デイケアは、通ってリハビリをする場所という、なんとなくのイメージは持っていると思いますが、実際にどんな仕事を作業療法士が担っているのか、気になりますよね?
デイケアは、介護士や看護師などさまざまな職種とのチームワークで過ごしています。

そのため、デイケアでは、リハビリ以外のことも担い、デイケア全体を回していきます。
規模にもよりますが、職員数が少ない職場も多く、その分馴染みやすく、自分の居場所も作りやすい印象です。
今回は、デイケアの作業療法士の仕事内容や魅力、ポイントなどをお伝えします。
- 通所リハビリテーションが気になる方
- 転職を考えている方
- 作業療法士の仕事が気になる方
デイケアの作業療法士の仕事内容


デイケアの1日の流れ
まずは、デイケアの一日の流れをご紹介します。
8:30 リハビリ職員・介護職員・看護師で利用者を各家庭に迎えにいく
9:20 デイケアに到着
到着した方から
- バイタル(体温、血圧、SPO2)の計測
- 体調の確認
- 水分補給(お茶)
9:45 リハビリ・入浴・レクレーションに分かれて、それぞれ活動開始
11:30 職員は、3グループに分かれて休憩に入る
①11:30〜12:30 リハビリや入浴を他の職員に任せて、早めにお昼休憩へ
お昼休憩後、午前のみ利用する短時間利用者を送り、午後の短時間利用者を迎えにいく。
②リハビリや入浴の片づけを他の職員に任せ、昼食の配膳をし、食事介助をする。③の職員が来たら、お昼休憩に入る。だいたい12:30〜13:30頃。
③リハビリや入浴の片づけをして、利用者のお昼休憩の布団を準備する。②の担当の食事介助を代わり、②の職員のお昼休憩が終わり次第、交代でお昼休憩に入る。だいたい13:30〜14:30頃。
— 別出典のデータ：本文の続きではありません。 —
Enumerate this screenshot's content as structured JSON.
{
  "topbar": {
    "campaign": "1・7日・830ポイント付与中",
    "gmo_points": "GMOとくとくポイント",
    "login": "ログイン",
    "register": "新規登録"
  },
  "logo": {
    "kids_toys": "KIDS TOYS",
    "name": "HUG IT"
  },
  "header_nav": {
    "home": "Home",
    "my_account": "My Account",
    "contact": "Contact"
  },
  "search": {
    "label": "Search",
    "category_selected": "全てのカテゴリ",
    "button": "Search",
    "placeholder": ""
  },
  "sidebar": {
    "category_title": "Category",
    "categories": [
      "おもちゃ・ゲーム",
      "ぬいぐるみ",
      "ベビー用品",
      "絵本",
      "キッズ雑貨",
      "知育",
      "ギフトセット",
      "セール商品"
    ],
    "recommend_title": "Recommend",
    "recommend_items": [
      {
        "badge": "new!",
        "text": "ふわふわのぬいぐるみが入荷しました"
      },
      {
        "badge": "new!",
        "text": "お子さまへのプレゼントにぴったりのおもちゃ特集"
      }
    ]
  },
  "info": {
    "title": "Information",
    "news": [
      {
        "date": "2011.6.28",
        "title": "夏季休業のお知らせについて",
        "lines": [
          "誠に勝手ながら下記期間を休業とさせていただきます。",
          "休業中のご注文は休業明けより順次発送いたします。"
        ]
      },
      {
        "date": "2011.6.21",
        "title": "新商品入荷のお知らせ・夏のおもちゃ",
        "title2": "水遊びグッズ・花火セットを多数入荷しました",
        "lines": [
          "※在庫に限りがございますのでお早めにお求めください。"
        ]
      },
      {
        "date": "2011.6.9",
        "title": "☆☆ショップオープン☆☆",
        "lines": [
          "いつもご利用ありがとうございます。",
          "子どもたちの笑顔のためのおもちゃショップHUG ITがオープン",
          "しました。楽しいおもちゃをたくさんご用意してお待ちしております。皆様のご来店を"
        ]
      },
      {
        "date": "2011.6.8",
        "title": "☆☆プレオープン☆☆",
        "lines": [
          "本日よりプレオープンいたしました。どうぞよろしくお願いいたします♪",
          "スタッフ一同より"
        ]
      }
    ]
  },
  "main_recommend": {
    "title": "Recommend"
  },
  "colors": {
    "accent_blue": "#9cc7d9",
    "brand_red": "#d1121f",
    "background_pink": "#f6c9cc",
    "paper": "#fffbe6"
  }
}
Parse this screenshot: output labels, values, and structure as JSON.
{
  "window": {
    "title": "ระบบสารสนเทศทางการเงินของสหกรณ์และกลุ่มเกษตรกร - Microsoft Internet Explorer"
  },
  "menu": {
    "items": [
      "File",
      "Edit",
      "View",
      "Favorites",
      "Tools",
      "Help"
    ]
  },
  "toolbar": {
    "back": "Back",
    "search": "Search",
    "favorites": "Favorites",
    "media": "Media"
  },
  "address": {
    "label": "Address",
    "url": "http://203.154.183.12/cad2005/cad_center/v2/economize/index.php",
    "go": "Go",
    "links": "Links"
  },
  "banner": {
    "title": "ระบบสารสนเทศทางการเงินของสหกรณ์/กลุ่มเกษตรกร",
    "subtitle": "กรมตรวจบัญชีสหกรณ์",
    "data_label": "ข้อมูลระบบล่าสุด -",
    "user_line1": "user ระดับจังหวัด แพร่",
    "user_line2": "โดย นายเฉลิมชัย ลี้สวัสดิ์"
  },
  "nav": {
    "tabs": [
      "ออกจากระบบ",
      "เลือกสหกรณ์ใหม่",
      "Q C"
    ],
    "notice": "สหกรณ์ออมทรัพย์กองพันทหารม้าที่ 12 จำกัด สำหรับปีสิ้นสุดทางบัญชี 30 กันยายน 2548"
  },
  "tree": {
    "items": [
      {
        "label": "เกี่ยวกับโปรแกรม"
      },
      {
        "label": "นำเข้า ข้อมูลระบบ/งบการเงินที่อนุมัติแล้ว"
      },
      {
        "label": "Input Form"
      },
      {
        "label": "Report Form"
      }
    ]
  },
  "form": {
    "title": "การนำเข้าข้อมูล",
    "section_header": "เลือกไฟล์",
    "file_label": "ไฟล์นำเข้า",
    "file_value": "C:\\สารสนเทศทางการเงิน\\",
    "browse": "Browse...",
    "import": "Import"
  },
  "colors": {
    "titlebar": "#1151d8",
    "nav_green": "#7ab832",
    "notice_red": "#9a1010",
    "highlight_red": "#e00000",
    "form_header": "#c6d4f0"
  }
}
そのため、午後のリハビリやレクリエーションは、少し遅れて入る。
11:45 口腔体操
12:00 利用者の昼食時間 人によってはポジショニングや食事介助を行う
12:30 午前の短時間利用者が帰宅
13:00 1日利用者の休憩時間
13:20 午後の短時間利用者が到着
到着しだい、
- バイタル(体温、血圧、SPO2)の計測
- 体調の確認
- 水分補給(お茶)
14:00 午後の短時間利用者はリハビリ、1日利用はレクリエーション開始
15:30 リハビリ終了
- 1日利用者:おやつ時間
- 午後利用者:水分補給
16:00 帰宅準備
16:30 1日利用者、午後の短時間利用者の送り
1人の職員が残り、掃除や実績入力をする
17:00 デイケアに戻り、記録など書類整理を行う。
17:30 退勤
私が勤めていた通所リハビリテーションは、小さな規模の通所でした。
1日の定員は、1日利用(6〜8時間利用)が10人、短時間利用(3〜4時間利用)が午前5人、午後5人でした。
そのため職員は、リハビリ職員2人、看護師2人(入れ替わり)、介護士3人と合計7人の少人数でした。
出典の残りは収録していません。